Determination of pitavastatin in human plasma via HPLC-ESI-MS/MS and subsequent application to a clinical study in healthy Chinese volunteers.

Background: Pitavastatin is a novel statin used in the treatment of hyperlipemia. We developed and describe a simple and rapid high performance liquid chromatography-electrospray tandem mass spectrometry (HPLC-ESI-MS/MS) assay for the determination of pitavastatin in human plasma.

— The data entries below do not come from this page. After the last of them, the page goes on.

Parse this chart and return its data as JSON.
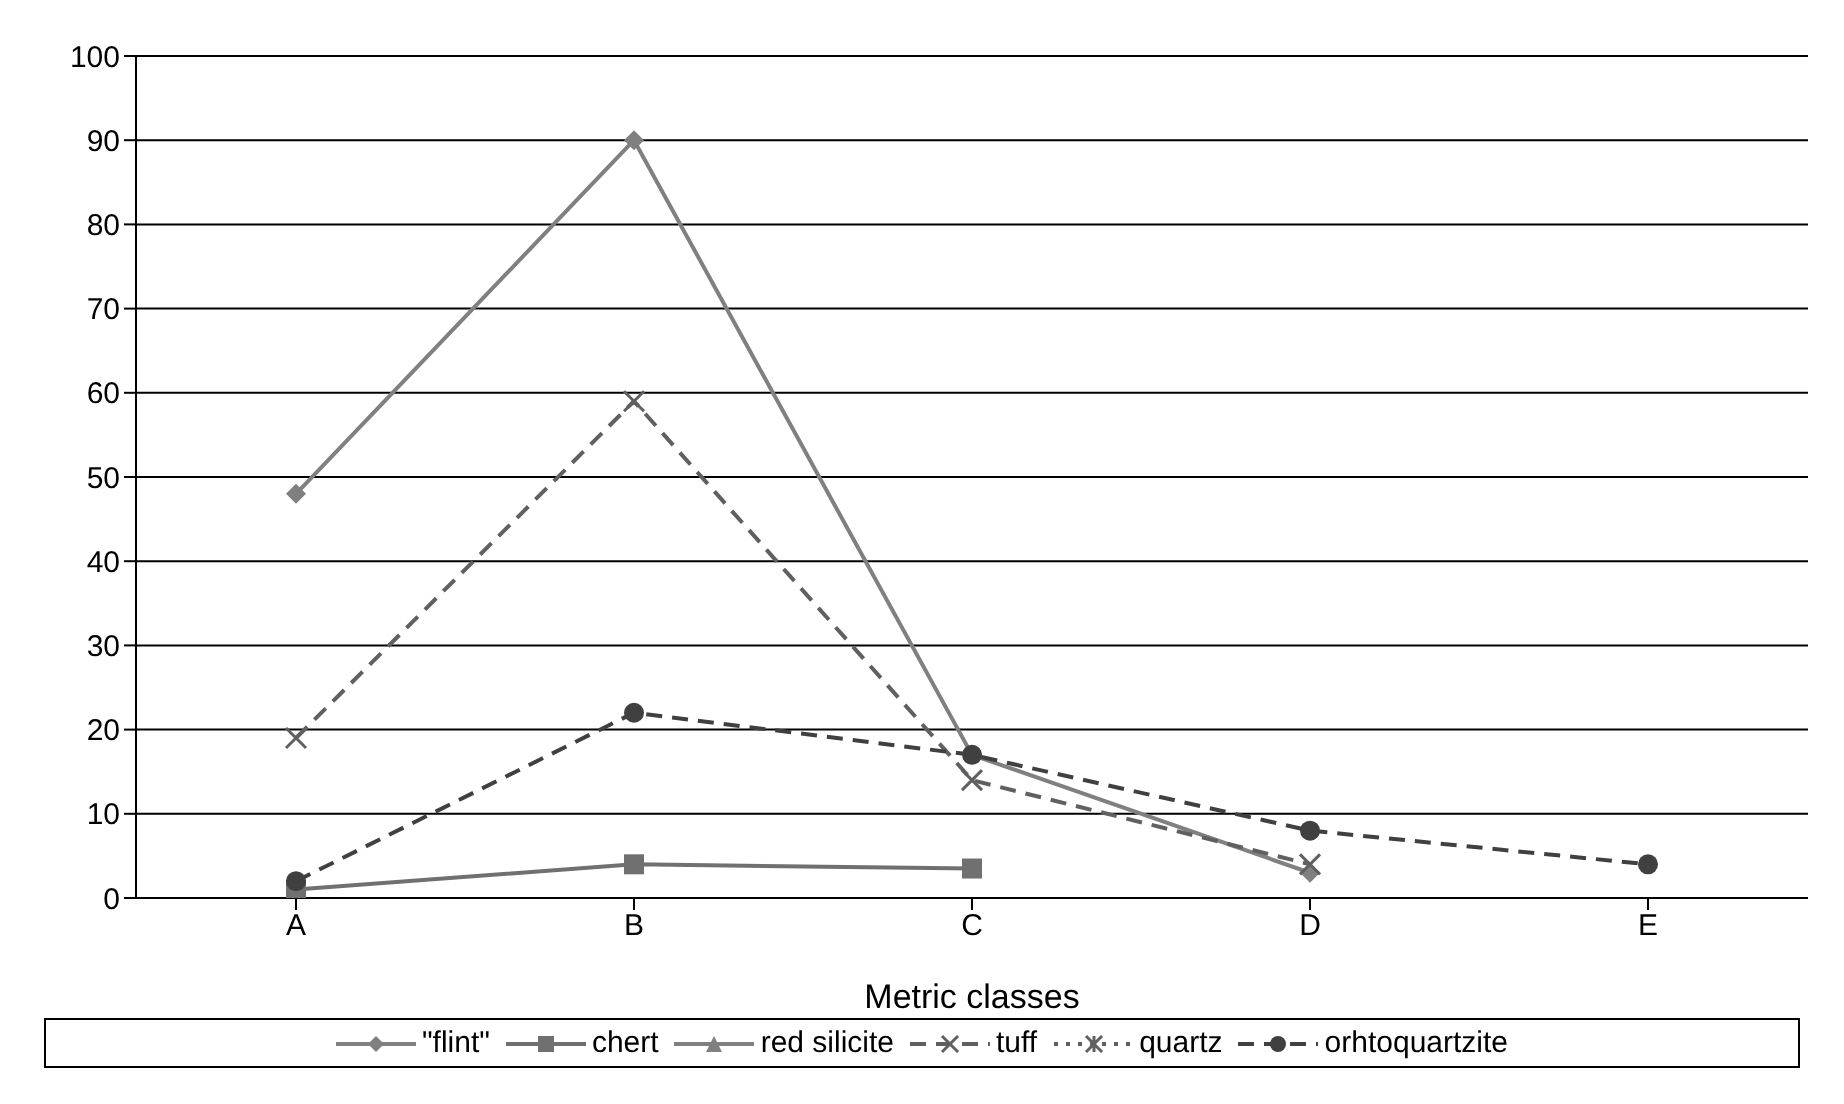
{
  "chart_data": {
    "type": "line",
    "xlabel": "Metric classes",
    "categories": [
      "A",
      "B",
      "C",
      "D",
      "E"
    ],
    "series": [
      {
        "name": "\"flint\"",
        "color": "#808080",
        "marker": "diamond",
        "line_style": "solid",
        "values": [
          48,
          90,
          17,
          3,
          null
        ]
      },
      {
        "name": "chert",
        "color": "#707070",
        "marker": "square",
        "line_style": "solid",
        "values": [
          1,
          4,
          3.5,
          null,
          null
        ]
      },
      {
        "name": "red silicite",
        "color": "#808080",
        "marker": "triangle",
        "line_style": "solid",
        "values": [
          null,
          null,
          null,
          null,
          null
        ]
      },
      {
        "name": "tuff",
        "color": "#606060",
        "marker": "cross",
        "line_style": "dashed",
        "values": [
          19,
          59,
          14,
          4,
          null
        ]
      },
      {
        "name": "quartz",
        "color": "#606060",
        "marker": "star",
        "line_style": "dotted",
        "values": [
          null,
          null,
          null,
          null,
          null
        ]
      },
      {
        "name": "orhtoquartzite",
        "color": "#404040",
        "marker": "circle",
        "line_style": "dashed",
        "values": [
          2,
          22,
          17,
          8,
          4
        ]
      }
    ],
    "ylim": [
      0,
      100
    ],
    "yticks": [
      0,
      10,
      20,
      30,
      40,
      50,
      60,
      70,
      80,
      90,
      100
    ],
    "grid": "y",
    "legend": "bottom"
  }
}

Methods: A Finnigan TSQ Quantum Discovery max system equipped with an electrospray ionization source and a Finnigan Surveyortrade mark HPLC system (Thermo Electron, San Jose, CA) was used employing lovastatin as internal standard (IS) for pitavastatin. This method entailed a single step of liquid-liquid extraction with ether from 200 microL plasma. The analyte and internal standard were baseline separated on a Gemini analytical column. Quantitation by SRM analysis was performed in the positive ion mode.

Results: HPLC-ESI-MS/MS method validation by means of determination of limit of detection (LOD 0.05 ng/ml), lower limit of quantification (LLOQ 0.1 ng/ml), linearity (0.2-200 ng/ml). The intra-and inter-day precision CVs was <10%, and accuracy ranged from 85 to 115%. The proposed method enables the unambiguous identification and quantification of pitavastatin for clinical studies.

Conclusion: A sensitive and specific method for quantifying Pitavastatin levels in human plasma has been devised and successfully applied to a clinic pharmacokinetic study of pitavastatin administered.